A mí también me encanta ya, como a la mitad de España, ver perder al Madrid. Es una sensación encantadora. Casi como lavarse el pelo con Timotei. Eso es lo que yo he visto después del partido: a todo el personal lavándose el pelo con Timotei bajo cascadas de islas paradisíacas (quizá Gerona sea una de ellas: veo a Puigdemont corriendo por la selva en taparrabos detrás de unas vírgenes risueñas), mientras suena una canción de Mike Oldfield. Podrán haber visto ustedes, igual que yo, a un Madrid ciertamente desdibujado y mayormente superado por un equipo lleno de vitalidad. Pero sólo lo primero es cierto.
En esa suerte de dominio, de iniciativa gerundista estuvo siempre presente Hernández Hernández, el Dr. Moreau creando híbridos de humano y animal, que viene a ser al fútbol lo que Hernández y Fernández a los cuentos de Tintín pero con la lucidez intacta. La lucidez precisa para aprovechar un momento sólo regular, no malo, del Madrid para disminuir su potencia, infundiéndosela como si fuera propaganda al Gerona. Es encantador, verdaderamente, ver caer en la trampa de este juego sucio a los esforzados jugadores girondistas (que no girondinos, a esos los pasaron por la guillotina), y sobre todo ver caer en él también a los despistados jugadores madridistas, quienes además no se ponen excusas. El buenismo guiando al pueblo.
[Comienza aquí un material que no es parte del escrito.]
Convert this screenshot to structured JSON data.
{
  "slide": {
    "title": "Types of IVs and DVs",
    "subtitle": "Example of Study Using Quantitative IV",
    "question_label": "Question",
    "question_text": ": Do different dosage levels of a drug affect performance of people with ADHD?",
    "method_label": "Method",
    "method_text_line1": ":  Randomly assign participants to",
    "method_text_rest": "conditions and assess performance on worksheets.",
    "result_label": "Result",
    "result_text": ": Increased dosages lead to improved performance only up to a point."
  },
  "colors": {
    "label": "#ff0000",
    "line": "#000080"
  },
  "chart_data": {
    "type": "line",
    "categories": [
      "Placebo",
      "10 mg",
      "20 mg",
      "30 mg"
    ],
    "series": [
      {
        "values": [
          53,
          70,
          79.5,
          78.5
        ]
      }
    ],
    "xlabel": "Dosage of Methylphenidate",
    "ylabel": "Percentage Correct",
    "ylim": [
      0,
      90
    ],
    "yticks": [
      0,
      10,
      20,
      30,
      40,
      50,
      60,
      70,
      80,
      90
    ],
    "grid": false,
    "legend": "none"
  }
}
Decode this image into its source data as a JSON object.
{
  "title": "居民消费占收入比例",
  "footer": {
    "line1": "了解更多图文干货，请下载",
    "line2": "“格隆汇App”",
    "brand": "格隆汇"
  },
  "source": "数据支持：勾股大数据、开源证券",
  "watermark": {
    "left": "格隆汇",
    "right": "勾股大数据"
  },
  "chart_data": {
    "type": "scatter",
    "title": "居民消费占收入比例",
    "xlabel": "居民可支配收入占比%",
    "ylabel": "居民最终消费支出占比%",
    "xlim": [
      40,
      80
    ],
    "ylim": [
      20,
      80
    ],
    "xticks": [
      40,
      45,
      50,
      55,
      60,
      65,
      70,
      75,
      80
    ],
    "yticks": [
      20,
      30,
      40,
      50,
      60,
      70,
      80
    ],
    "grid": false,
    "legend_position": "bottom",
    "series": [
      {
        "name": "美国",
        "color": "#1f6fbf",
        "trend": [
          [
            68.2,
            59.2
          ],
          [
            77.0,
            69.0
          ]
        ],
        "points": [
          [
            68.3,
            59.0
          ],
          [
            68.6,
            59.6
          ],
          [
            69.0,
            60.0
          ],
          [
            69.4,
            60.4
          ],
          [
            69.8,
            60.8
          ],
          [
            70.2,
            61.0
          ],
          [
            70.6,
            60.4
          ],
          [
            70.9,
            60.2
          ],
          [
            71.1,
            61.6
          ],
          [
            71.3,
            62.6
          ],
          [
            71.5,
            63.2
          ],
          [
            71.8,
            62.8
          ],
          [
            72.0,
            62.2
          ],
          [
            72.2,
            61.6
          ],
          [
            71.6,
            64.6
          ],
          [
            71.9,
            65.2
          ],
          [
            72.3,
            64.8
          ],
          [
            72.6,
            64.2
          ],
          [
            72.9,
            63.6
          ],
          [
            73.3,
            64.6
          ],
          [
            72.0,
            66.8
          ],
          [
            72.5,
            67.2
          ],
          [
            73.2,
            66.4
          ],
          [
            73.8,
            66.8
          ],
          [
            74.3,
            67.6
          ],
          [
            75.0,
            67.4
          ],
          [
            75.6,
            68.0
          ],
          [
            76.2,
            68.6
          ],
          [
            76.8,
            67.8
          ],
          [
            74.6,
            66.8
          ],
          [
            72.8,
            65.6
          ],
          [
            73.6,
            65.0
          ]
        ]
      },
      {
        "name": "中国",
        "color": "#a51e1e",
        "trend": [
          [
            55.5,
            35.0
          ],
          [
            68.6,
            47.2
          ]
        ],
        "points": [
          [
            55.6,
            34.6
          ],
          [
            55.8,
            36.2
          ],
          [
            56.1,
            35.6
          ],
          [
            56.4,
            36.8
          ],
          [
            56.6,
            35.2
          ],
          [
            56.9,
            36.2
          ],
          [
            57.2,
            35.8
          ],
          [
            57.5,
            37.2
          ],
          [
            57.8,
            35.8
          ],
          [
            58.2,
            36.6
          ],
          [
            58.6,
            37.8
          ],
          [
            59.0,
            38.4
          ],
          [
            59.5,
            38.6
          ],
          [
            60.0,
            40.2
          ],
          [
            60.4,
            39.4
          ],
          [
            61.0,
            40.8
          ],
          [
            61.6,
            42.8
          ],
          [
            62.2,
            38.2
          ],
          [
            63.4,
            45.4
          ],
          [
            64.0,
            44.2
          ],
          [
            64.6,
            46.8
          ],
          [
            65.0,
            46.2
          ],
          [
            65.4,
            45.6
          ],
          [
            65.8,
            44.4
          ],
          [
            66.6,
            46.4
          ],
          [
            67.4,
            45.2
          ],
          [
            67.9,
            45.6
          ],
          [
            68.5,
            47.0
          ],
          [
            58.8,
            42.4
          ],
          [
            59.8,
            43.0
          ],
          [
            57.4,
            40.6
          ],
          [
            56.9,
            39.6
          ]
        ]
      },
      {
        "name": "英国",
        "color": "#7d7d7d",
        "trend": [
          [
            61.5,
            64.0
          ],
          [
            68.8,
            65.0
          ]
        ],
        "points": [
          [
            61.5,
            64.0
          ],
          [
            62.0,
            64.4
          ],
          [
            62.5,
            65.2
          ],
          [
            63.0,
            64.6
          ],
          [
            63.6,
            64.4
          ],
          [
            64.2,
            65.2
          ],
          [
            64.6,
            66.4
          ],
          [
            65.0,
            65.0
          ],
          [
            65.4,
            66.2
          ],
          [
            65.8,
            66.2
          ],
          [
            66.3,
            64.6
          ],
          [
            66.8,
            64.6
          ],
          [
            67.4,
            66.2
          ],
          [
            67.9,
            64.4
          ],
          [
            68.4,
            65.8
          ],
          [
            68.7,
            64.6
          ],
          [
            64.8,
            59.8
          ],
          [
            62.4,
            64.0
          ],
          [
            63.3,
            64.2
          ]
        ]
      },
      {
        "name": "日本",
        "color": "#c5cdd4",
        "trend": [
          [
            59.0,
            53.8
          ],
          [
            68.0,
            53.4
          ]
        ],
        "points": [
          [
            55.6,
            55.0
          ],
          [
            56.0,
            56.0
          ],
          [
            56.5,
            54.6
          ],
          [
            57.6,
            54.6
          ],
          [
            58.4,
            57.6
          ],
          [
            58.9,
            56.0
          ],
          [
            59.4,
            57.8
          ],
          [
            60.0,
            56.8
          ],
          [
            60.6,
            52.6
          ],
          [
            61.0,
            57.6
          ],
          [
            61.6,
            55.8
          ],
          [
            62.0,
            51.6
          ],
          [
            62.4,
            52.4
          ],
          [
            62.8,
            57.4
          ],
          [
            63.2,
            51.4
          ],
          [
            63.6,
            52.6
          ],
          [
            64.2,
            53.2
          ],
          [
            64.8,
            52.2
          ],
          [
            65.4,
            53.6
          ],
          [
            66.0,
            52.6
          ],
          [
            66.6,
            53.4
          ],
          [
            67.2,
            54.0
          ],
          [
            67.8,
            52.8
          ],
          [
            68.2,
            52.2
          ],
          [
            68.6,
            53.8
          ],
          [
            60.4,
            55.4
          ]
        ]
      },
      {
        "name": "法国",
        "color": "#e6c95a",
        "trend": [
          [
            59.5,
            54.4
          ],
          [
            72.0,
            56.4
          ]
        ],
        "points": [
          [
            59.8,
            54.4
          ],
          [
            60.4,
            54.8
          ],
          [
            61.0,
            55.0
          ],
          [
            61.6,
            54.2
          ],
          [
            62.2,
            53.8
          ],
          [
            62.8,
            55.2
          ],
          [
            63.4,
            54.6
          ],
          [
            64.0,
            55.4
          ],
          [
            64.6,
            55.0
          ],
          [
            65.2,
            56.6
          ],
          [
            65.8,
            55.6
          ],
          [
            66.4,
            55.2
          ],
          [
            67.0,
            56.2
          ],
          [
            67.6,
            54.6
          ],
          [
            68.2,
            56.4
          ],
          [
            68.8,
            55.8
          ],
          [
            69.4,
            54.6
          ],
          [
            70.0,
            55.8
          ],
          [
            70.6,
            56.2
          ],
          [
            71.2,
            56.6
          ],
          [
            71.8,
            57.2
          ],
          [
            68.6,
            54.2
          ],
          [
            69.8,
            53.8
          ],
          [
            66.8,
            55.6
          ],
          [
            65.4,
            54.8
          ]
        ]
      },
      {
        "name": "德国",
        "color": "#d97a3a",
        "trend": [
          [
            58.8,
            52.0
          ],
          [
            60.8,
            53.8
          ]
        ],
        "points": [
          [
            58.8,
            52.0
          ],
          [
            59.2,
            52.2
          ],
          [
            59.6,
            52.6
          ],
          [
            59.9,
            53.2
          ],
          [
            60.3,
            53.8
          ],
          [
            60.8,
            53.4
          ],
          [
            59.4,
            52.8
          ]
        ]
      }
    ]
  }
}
El entrenador del Gerona poniéndose medallas al final del encuentro ha sido una visión verdaderamente adorable. Cuánta inocencia. Produce una ternura casi insoportable del mismo modo que alipori ese compungimiento de viejas de las grandes estrellas madridistas. Los mejores del mundo. Todo el aparato social y mediático ¡y el madridista! señalando el pecado por el que esos fuera de serie se hacen cruces en sus celdillas públicas construidas por los aficionados futboleros por orden de sus sacerdotes de la radio. Yo señalo, hombre ya, a Hernández y Fernández, o Dupont y Dupond, en una actuación arbitral incalificable.
la actuación arbitral es incalificable
Hoy ganó él por goleada, y con él todo su clan. Qué jugadas, qué finura, que indetectabilidad si los hombres no tuviéramos ojos. Distinta es la visión de los corderos, sobre todo en una granja como la que pintó no Orwell sino Roures. Todavía estoy viendo esa salida de Modric en el minuto diecisiete. El amarillo a favor del Madrid le debe dar mal fario a este colegiado tintinesco. Isco a la contra, otra vez, poco después. Nada. No hay penalti sobre Benzema. Una contra tras otra cortadas en falta, una tras otra, y el Gerona que se crece. A ver. Cómo no crecerse, cómo no pasar a la fiesta con semejante invitación. Podríamos hacer un análisis pormenorizado de la actuación del árbitro que dejaría a las almas buenas presas de la indignación.
Porque en realidad el Madrid no pudo jugar. No lo dejó Hernández y Fernández, Dupont y Dupond, obstruyéndole el condensador de fluzo una y otra vez. Yo no lo voy a hacer, pero vean el partido de nuevo. Véanlo. Fíjense en lo que les digo. Fíjense en la táctica hernandezhernandeziana de cortar la ebullición, la generación guardándose a buen recaudo las amarillas. El Madrid parecía Roger Daltrey, de los Who, atascándose al cantar My Generation. Pero no era la canción. No era Roger Daltrey tartamudeando sino Hernández Hernández pinchando en una discoteca agobiante mientras los locutores de la televisión gritan por encima del volumen para escucharse al mismo tiempo que derraman sin querer sus cubatas.
Y todo lo que queda es el anuncio de Timotei para los gerundistas convertidos en efímeros y falsos héroes del antimadridismo rampante, y la crisis del Madrid que asumen hasta sus aficionados más distinguidos. Yo no me creo nada de ese anuncio como no me he creído nada de ese partido jugado, por cierto, en un campo de Fútbol Siete donde sólo había sitio natural, físico, para un centrocampista (Isco, ¡ni Modric ni Kroos, esos gigantes, tenían espacio!), donde Cristiano se agarraba a los barrotes como un gorila enfurecido, Benzema garabateaba bocetos en la pequeñez de un estudio ínfimo y de Lucas Quinto se decían a mi lado cosas ordinarias, cuando al chaval sólo le habían cambiado sibilinamente las medidas que tiene grabadas en el cerebro.